Really, y’all. This blows me away. Last week, we had a thousand downloads of our podcast series in a single day.
A single day!
This incredibly niche podcast series, about equitable communication and education in healthcare, was downloaded 994 times in one. Single. Day.
WOOHOO! 1K in 1 Day!
I’ll tell you, it’s been fun watching the download rate climb over time. It’s amazing for me to even write ‘we’ve gotten used to a few hundred downloads a day.’ But this 1K was a surprise!
I think any show would be proud for a thousand downloads in a day. But for a home-made, self-funded, recorded-in-the-room-over-the-garage podcast series? Ah-mazing.
Do you know what this means? It means that nearly five years into the series, there’s still momentum! Still excitment! More and more people caring about and taking action on the same things.
This show draws on a long tradition of scholarship and activism, and the research, theory and policy made over multiple generations of scholars–many of whom are from minoritized and marginalized groups. It’s been my intention to cross some disciplinary border with this. Because that was the problem I saw.
You might know this story: I was in the education sector, on a project where I was talking to people in the health sector. And they were telling me about problems they were having with patient education, or health literacy. I listened and said, ‘we face some of those same issues in education, or in higher ed, or in policy.’ I began to think about the kinds of studies and research that I knew of, that might be helpful in the health sector.
I was doing this on a one-by-one basis, one conversation at a time, for years.
Then in 2017, I was talking with Dr. Michael Paasche-Orlow. He’s a physician in Boston and founded the journal Health Literacy Research and Practice. I was telling him what I was doing, and why I was doing it. And he said to me, he said, ‘It’s like you’re walking around with a backpack of the best studies in the world about learning and language, and you’re giving them to people!” Yeah i had to get this stuff off my back and into people’s hands!

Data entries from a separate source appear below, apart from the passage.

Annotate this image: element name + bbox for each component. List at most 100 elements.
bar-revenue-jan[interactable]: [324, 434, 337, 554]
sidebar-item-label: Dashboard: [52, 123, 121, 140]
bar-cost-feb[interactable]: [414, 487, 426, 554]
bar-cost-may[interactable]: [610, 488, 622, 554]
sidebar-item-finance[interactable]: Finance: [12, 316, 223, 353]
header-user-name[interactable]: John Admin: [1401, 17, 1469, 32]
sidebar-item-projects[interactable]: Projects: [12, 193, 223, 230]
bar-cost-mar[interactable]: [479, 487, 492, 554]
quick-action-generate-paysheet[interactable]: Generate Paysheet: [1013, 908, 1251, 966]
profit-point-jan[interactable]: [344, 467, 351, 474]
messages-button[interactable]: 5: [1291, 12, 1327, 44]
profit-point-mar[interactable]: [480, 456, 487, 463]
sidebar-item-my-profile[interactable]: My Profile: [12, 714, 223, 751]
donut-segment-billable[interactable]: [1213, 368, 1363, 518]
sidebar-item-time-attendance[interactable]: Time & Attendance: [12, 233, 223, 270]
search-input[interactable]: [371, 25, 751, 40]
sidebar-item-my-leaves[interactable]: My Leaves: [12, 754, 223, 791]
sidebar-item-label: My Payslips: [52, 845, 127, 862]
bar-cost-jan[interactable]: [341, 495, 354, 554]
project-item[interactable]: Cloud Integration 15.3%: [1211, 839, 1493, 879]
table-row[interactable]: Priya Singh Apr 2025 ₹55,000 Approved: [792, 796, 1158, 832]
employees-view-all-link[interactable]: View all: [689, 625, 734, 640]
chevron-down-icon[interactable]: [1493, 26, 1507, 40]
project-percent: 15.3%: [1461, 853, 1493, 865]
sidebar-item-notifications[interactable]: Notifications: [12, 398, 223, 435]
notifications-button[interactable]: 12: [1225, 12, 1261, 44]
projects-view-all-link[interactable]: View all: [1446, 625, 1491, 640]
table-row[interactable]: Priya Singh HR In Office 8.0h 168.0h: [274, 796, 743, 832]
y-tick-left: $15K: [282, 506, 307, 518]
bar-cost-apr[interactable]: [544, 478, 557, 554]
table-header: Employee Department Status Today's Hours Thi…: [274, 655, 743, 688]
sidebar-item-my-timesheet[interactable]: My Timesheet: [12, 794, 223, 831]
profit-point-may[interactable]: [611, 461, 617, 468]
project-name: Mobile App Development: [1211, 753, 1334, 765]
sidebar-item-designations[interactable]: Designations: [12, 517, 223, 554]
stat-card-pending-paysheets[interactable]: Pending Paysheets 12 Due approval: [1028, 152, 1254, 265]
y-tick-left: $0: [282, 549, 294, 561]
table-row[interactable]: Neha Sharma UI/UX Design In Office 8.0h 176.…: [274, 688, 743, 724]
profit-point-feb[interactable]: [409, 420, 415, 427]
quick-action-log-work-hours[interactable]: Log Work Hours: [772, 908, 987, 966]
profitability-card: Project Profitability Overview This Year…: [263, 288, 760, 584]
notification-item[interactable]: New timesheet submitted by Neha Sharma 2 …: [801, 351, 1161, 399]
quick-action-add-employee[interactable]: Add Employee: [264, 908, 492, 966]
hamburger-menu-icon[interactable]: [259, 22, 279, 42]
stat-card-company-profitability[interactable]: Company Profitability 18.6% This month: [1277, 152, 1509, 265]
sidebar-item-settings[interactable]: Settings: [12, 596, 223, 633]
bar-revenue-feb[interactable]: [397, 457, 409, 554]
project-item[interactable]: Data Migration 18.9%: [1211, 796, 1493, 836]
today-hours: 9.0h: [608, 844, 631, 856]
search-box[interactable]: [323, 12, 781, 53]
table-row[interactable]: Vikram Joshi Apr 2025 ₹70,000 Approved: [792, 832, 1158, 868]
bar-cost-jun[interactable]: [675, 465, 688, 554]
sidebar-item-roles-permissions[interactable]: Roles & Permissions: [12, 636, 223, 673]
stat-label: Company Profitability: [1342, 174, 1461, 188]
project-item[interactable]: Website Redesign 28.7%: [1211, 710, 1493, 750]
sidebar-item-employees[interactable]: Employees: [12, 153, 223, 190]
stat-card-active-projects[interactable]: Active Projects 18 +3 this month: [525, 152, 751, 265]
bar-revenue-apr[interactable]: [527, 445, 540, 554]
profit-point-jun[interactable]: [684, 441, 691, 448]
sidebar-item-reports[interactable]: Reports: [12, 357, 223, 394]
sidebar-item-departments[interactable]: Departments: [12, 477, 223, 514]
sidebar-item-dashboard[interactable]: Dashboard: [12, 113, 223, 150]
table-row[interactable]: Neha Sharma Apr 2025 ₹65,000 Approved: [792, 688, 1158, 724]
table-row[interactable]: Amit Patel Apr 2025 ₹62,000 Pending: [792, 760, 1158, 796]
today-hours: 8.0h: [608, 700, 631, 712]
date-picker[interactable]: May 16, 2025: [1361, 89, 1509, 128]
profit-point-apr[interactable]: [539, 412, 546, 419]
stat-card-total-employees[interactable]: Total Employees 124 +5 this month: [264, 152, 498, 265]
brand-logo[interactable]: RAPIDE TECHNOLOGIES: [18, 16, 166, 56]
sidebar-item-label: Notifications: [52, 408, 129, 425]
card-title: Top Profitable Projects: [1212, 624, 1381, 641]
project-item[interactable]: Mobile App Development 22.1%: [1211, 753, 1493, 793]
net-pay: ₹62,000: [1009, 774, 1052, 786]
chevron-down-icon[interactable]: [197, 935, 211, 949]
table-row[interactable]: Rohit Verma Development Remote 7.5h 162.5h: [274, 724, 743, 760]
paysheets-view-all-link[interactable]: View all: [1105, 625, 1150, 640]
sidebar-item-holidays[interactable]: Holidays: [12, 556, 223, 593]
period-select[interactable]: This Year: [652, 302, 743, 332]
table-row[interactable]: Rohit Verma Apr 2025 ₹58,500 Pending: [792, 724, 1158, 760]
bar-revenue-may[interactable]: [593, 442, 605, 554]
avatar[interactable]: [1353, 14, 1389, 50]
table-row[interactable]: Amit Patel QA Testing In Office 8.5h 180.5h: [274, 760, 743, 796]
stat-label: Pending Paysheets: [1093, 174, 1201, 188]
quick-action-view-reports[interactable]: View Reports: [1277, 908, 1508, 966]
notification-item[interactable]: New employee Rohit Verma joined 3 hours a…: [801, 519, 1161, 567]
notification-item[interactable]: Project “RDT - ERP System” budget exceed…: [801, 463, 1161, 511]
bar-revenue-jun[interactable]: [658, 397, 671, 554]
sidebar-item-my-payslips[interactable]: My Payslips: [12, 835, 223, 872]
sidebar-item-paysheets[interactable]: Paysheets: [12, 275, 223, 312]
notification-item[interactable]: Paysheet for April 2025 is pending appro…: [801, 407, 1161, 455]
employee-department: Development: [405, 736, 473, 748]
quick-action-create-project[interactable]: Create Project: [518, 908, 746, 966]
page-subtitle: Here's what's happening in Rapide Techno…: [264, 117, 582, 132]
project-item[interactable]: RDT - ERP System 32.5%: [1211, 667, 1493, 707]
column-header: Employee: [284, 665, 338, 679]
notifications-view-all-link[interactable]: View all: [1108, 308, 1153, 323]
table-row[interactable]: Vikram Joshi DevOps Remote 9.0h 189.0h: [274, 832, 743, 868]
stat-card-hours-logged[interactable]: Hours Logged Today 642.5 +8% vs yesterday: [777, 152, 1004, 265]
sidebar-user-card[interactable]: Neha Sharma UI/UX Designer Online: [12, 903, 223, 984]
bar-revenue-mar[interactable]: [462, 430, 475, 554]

The problem was, and is, academic silos. How do you get people to know about a research base in another discipline? How do you begin to make the connections clear?
Another problem, I’m just one person. And there’s a lot to share. And I want to be explicit about where all this is coming from and who’s been doing all the research that I’m sharing.
One solution suggested itself, something one person could do to spread the word: How about a podcast series? I’d not podcasted a day in my life. Neither had my brother Joe, who lucky for me was willing to team up and try to learn. But these problems were easy to solve, comparatively.
So really, I started this because of interdisciplinary work.
We take our audience seriously, and we take these topics seriously, and I’m hoping that comes through. I also wanted and needed this to be a teaching and learning environment. This series is based on issues and problems and questions that health professionals bring up. That’s an approach I learned from my program at Penn. I’m not dreaming up the topics. So as much as it’s mostly a monologue series, it’s still a conversation. We’re learning from each other, you and I. Our guests are very brave for reflecting about their practice and sharing that reflection with us.
I thought this would be a good time to share some meta-episodes you might not have heard. Shows about the show:
10 Minutes to Better Patient Communication Podcast Series Introduction
Yep, this is the first episode. Have you heard it yet?
Building momentum for health equity in health communication
I was invited to write about our series for an academic journal. Here’s what I wrote about.
Get more from each of our episodes: 4 ways to listen
This series aims to accomplish a lot in 10 minutes. Here’s 4 ways to get even more out of each episode.
I’ve long thought that to teach a course or lesson in anything is an act of hope. This milestone, a thousand in a day, gives me hope.
Thank you so much for listening, subscribing, downloading (by the thousands!), sharing with friends, and writing me with ideas and feedback.